The forthcoming departure of Ban Ki-moon from his position as UN secretary general drew attention and nurtured positive feelings at COP22, now in its final hours. Ban was farewelled by civil society where he was handed a personalised ‘Supermoon’ placard reading as a gift. Ban responded by thanking and calling civil society “the kings and queens without crowns.”
There was little else to celebrate on Climate Justice Day, a dire reminder of the climate impacts the planet is already facing.
Discussions around finance are troubling, particularly on long-term goals, and have proven to be the key sticking points. The US$100 billion roadmap saw some announcements with developed countries pledging €100 million for capacity building and technology. Serious questions remain over how much funding which will actually be required for these projects.
Developed countries have claimed they are nearing their 2020 goal, a claim rejected by many civil society groups in Marrakech. These goals are especially relevant given the conference is being held on the African continent, home to many of the countries most dependent on international support. Zambia and Fiji today voiced strong requests for more adaptation finance.
Other civil society actions reflected a deep and ongoing dissatisfaction with progress. The 350.org Africa team coordinated an event named ‘Africa United Against Fossil Fuels.’ Another action led by Corporate Accountability International called for corporations such as Shell and BP to be excluded from policy-making due to their conflict of interest. A ‘Standing Rock Solidarity Action’ was led by indigenous peoples. And in the first non-sanctioned protest of this conference, 20 international activists occupied the Office Chérifien des Phosphates‘ (a sponsor) pavilion to protest the company’s polluting phosphate plant in Safi, Morocco.
Fossil of the Day awards were given out to Turkey, Russia, Australia, New Zealand, France, Japan and Indonesia. All of these countries are increasing their fossil fuel extraction. Additionally, Russia was cited for its announcement to explore fossil fuels a ‘clean’ energy source, which is currently a scientific and economic impossibility. Adding insult to injury, Russia attracted allegations of greenwashing by holding a side event and press conference today showcasing nuclear energy with the company Rosatom.

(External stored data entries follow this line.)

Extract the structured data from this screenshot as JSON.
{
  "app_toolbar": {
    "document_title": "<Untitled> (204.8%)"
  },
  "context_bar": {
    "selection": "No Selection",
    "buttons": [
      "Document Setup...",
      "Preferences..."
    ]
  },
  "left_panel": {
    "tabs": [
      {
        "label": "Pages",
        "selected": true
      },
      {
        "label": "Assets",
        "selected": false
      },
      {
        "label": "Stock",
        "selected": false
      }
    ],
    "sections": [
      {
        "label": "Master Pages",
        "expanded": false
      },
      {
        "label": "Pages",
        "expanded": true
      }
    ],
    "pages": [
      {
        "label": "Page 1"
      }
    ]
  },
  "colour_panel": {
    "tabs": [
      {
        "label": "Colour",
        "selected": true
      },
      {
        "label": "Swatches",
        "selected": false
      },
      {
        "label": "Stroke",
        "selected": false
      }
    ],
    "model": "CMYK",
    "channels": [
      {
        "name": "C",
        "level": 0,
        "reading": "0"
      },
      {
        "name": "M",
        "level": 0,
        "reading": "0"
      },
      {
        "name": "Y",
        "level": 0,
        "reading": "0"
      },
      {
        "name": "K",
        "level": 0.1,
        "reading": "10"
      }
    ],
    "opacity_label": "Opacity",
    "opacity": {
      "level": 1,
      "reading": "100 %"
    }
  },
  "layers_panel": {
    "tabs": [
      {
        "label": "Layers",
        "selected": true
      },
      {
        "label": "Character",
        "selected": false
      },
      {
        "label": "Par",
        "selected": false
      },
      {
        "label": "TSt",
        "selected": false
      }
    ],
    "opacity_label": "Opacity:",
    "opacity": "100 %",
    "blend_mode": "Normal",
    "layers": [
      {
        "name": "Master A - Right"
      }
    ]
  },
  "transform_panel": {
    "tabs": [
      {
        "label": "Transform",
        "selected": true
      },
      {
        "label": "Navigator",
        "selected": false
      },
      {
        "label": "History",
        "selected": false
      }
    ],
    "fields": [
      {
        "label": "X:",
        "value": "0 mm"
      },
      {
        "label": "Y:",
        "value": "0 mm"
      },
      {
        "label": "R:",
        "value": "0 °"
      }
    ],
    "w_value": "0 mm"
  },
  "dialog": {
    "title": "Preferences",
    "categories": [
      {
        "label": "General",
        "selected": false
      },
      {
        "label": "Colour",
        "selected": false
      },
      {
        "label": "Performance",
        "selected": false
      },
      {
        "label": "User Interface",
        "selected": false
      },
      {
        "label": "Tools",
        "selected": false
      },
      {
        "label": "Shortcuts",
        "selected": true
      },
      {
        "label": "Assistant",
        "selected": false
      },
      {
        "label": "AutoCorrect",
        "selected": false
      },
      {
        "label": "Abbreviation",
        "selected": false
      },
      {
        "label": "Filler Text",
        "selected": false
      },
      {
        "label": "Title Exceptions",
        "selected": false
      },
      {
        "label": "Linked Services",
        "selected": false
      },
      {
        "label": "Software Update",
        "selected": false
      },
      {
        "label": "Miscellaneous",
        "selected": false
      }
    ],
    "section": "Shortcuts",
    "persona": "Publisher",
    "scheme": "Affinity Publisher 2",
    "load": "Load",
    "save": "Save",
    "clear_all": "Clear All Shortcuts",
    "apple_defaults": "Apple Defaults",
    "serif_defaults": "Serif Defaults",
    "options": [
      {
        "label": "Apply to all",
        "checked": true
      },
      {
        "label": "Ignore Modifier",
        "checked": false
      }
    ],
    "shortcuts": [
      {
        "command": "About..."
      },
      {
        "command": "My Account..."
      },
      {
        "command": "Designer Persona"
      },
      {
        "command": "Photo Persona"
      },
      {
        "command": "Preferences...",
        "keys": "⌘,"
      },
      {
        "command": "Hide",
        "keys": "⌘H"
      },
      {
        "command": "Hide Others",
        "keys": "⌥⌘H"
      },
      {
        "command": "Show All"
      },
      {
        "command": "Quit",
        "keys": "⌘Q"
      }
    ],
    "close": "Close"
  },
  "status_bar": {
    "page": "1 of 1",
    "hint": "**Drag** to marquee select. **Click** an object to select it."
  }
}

In a move to counter the gloom, a 2050 pathways platform was launched in order to work towards achieving individual targets following the Paris Agreement. Involving 22 countries, 15 cities and 176 businesses in the We Mean Business coalition, the platform will be shaped to help deliver the sustainable development goals and support countries in decarbonising their economies. Additionally, the UK has joined the ranks of many having now ratified the Paris Agreement.
The biggest news came later, when in the small hours of Friday, new draft conclusions for COP22 were sent out: the Paris Agreement is welcomed into force, and states that the adaptation fund must serve the Agreement. The Marrakech Action Proclamation, a separate document, calls for ‘a new era of implementation and action on climate and sustainable development, and notably requires parties to ratify the Doha Amendment to the Kyoto Protocol. It highlights the interconnected nature of issues such as poverty, agriculture and food security, and states that ‘we reiterate our resolve to inspire solidarity, hope and opportunity for current and future generations.’
Heading into a final day of COP there are still loose ends and unanswered questions to resolve, especially around finance. It remains to be see how many of the decisions made here will morph into concrete action.